No representations or warranties, convey or implied, are offered in regard of this press release. To the fullest extent permitted by regulation in no situations will Alussa Electrical power, FREYR Battery or FREYR, or any of their respective subsidiaries, affiliates, shareholders, reps, partners, directors, officers, employees, advisors or agents, be dependable or liable for any immediate, oblique or consequential reduction or reduction of gain arising from the use of this press launch, its contents (such as with no limitation any projections or designs), any omissions, reliance on data contained inside of it, or on opinions communicated in relation thereto or if not arising in relationship therewith, which data relating in any way to the functions of FREYR or FREYR Battery has been derived, immediately or indirectly, exclusively from FREYR and has not been independently verified by Alussa Electrical power. Neither the impartial auditors of Alussa Strength nor the impartial auditors of FREYR or FREYR Battery audited, reviewed, compiled or done any treatments with regard to any projections or designs for the goal of their inclusion in this push release and, accordingly, neither of them expressed any opinion or provided any other variety of assurances with regard thereto for the needs of this press release.

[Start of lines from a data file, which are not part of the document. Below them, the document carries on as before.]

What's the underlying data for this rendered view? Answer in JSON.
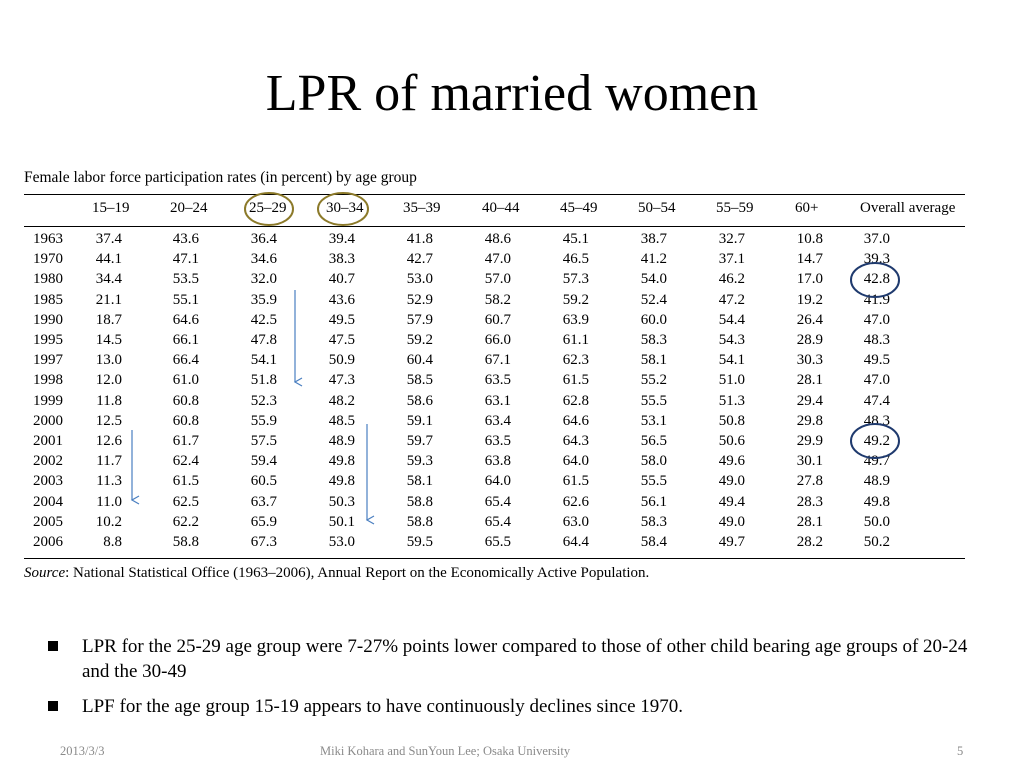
{
  "title": "LPR of married women",
  "table": {
    "caption": "Female labor force participation rates (in percent) by age group",
    "columns": [
      "15–19",
      "20–24",
      "25–29",
      "30–34",
      "35–39",
      "40–44",
      "45–49",
      "50–54",
      "55–59",
      "60+",
      "Overall average"
    ],
    "rows": [
      {
        "year": "1963",
        "values": [
          "37.4",
          "43.6",
          "36.4",
          "39.4",
          "41.8",
          "48.6",
          "45.1",
          "38.7",
          "32.7",
          "10.8",
          "37.0"
        ]
      },
      {
        "year": "1970",
        "values": [
          "44.1",
          "47.1",
          "34.6",
          "38.3",
          "42.7",
          "47.0",
          "46.5",
          "41.2",
          "37.1",
          "14.7",
          "39.3"
        ]
      },
      {
        "year": "1980",
        "values": [
          "34.4",
          "53.5",
          "32.0",
          "40.7",
          "53.0",
          "57.0",
          "57.3",
          "54.0",
          "46.2",
          "17.0",
          "42.8"
        ]
      },
      {
        "year": "1985",
        "values": [
          "21.1",
          "55.1",
          "35.9",
          "43.6",
          "52.9",
          "58.2",
          "59.2",
          "52.4",
          "47.2",
          "19.2",
          "41.9"
        ]
      },
      {
        "year": "1990",
        "values": [
          "18.7",
          "64.6",
          "42.5",
          "49.5",
          "57.9",
          "60.7",
          "63.9",
          "60.0",
          "54.4",
          "26.4",
          "47.0"
        ]
      },
      {
        "year": "1995",
        "values": [
          "14.5",
          "66.1",
          "47.8",
          "47.5",
          "59.2",
          "66.0",
          "61.1",
          "58.3",
          "54.3",
          "28.9",
          "48.3"
        ]
      },
      {
        "year": "1997",
        "values": [
          "13.0",
          "66.4",
          "54.1",
          "50.9",
          "60.4",
          "67.1",
          "62.3",
          "58.1",
          "54.1",
          "30.3",
          "49.5"
        ]
      },
      {
        "year": "1998",
        "values": [
          "12.0",
          "61.0",
          "51.8",
          "47.3",
          "58.5",
          "63.5",
          "61.5",
          "55.2",
          "51.0",
          "28.1",
          "47.0"
        ]
      },
      {
        "year": "1999",
        "values": [
          "11.8",
          "60.8",
          "52.3",
          "48.2",
          "58.6",
          "63.1",
          "62.8",
          "55.5",
          "51.3",
          "29.4",
          "47.4"
        ]
      },
      {
        "year": "2000",
        "values": [
          "12.5",
          "60.8",
          "55.9",
          "48.5",
          "59.1",
          "63.4",
          "64.6",
          "53.1",
          "50.8",
          "29.8",
          "48.3"
        ]
      },
      {
        "year": "2001",
        "values": [
          "12.6",
          "61.7",
          "57.5",
          "48.9",
          "59.7",
          "63.5",
          "64.3",
          "56.5",
          "50.6",
          "29.9",
          "49.2"
        ]
      },
      {
        "year": "2002",
        "values": [
          "11.7",
          "62.4",
          "59.4",
          "49.8",
          "59.3",
          "63.8",
          "64.0",
          "58.0",
          "49.6",
          "30.1",
          "49.7"
        ]
      },
      {
        "year": "2003",
        "values": [
          "11.3",
          "61.5",
          "60.5",
          "49.8",
          "58.1",
          "64.0",
          "61.5",
          "55.5",
          "49.0",
          "27.8",
          "48.9"
        ]
      },
      {
        "year": "2004",
        "values": [
          "11.0",
          "62.5",
          "63.7",
          "50.3",
          "58.8",
          "65.4",
          "62.6",
          "56.1",
          "49.4",
          "28.3",
          "49.8"
        ]
      },
      {
        "year": "2005",
        "values": [
          "10.2",
          "62.2",
          "65.9",
          "50.1",
          "58.8",
          "65.4",
          "63.0",
          "58.3",
          "49.0",
          "28.1",
          "50.0"
        ]
      },
      {
        "year": "2006",
        "values": [
          "8.8",
          "58.8",
          "67.3",
          "53.0",
          "59.5",
          "65.5",
          "64.4",
          "58.4",
          "49.7",
          "28.2",
          "50.2"
        ]
      }
    ],
    "source_label": "Source",
    "source_text": ": National Statistical Office (1963–2006), Annual Report on the Economically Active Population."
  },
  "annotations": {
    "olive_color": "#8c7a2a",
    "navy_color": "#1f3a6e",
    "arrow_color": "#4a7fc0"
  },
  "bullets": [
    "LPR for the 25-29 age group were 7-27% points lower compared to those of other child bearing age groups of 20-24 and the 30-49",
    "LPF for the age group 15-19 appears to have continuously declines since 1970."
  ],
  "footer": {
    "date": "2013/3/3",
    "authors": "Miki Kohara and SunYoun Lee;  Osaka University",
    "page": "5"
  }
}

Critical Information and facts about the Transaction and Wherever to Discover It

In link with the transaction, Alussa Power and FREYR Battery have submitted and will file relevant resources with the SEC, which includes a Sort S-4 registration assertion filed by FREYR Battery on March 26, 2021 and amended on Could 7, May well 27, and June 9, 2021 (the “S-4”), which consists of a prospectus with regard to FREYR Battery’s securities to be issued in connection with the proposed organization combination (the “Prospectus”) and a proxy statement (the “Proxy Statement”) with respect to Alussa Energy’s shareholder assembly at which Alussa Energy’s shareholders will be requested to vote on the proposed business mix and similar matters. ALUSSA Vitality SHAREHOLDERS AND OTHER Fascinated Persons ARE Suggested TO Examine THE S-4 AND THE AMENDMENTS THERETO AND OTHER Information Submitted WITH THE SEC IN Relationship WITH THE TRANSACTION, AS THESE Resources WILL Contain Crucial Data ABOUT ALUSSA Electrical power, FREYR Battery, FREYR AND THE TRANSACTION. The S-4 was declared efficient on June 14, 2021. The definitive Proxy Statement and other applicable materials for the transaction have been mailed to shareholders of Alussa Energy as of April 30, 2021. The preliminary S-4 and Proxy Assertion, the closing S-4 and definitive Proxy Assertion and Prospectus and other pertinent supplies in relationship with the transaction, and any other paperwork filed by Alussa Electrical power with the SEC, may be attained no cost of demand at the SEC’s web-site (www.sec.gov) or by crafting to Alussa Strength Acquisition Corp. at c/o PO Box 500, 71 Fort Road, Grand Cayman KY1-1106, Cayman Islands.

Members in Solicitation

Alussa Electrical power, FREYR Battery and FREYR and their respective directors, government officers and staff members and other persons could be deemed to be members in the solicitation of proxies from the holders of Alussa Electrical power regular shares in respect of the proposed transaction. Alussa Strength shareholders and other fascinated individuals may possibly acquire much more in-depth details regarding the names and passions in the transaction of Alussa Energy’s directors and officers in Alussa Energy’s and FREYR Battery’s filings with the SEC, like when submitted, the S-4 and the Proxy Assertion. These paperwork can be acquired no cost of cost from the resources indicated above.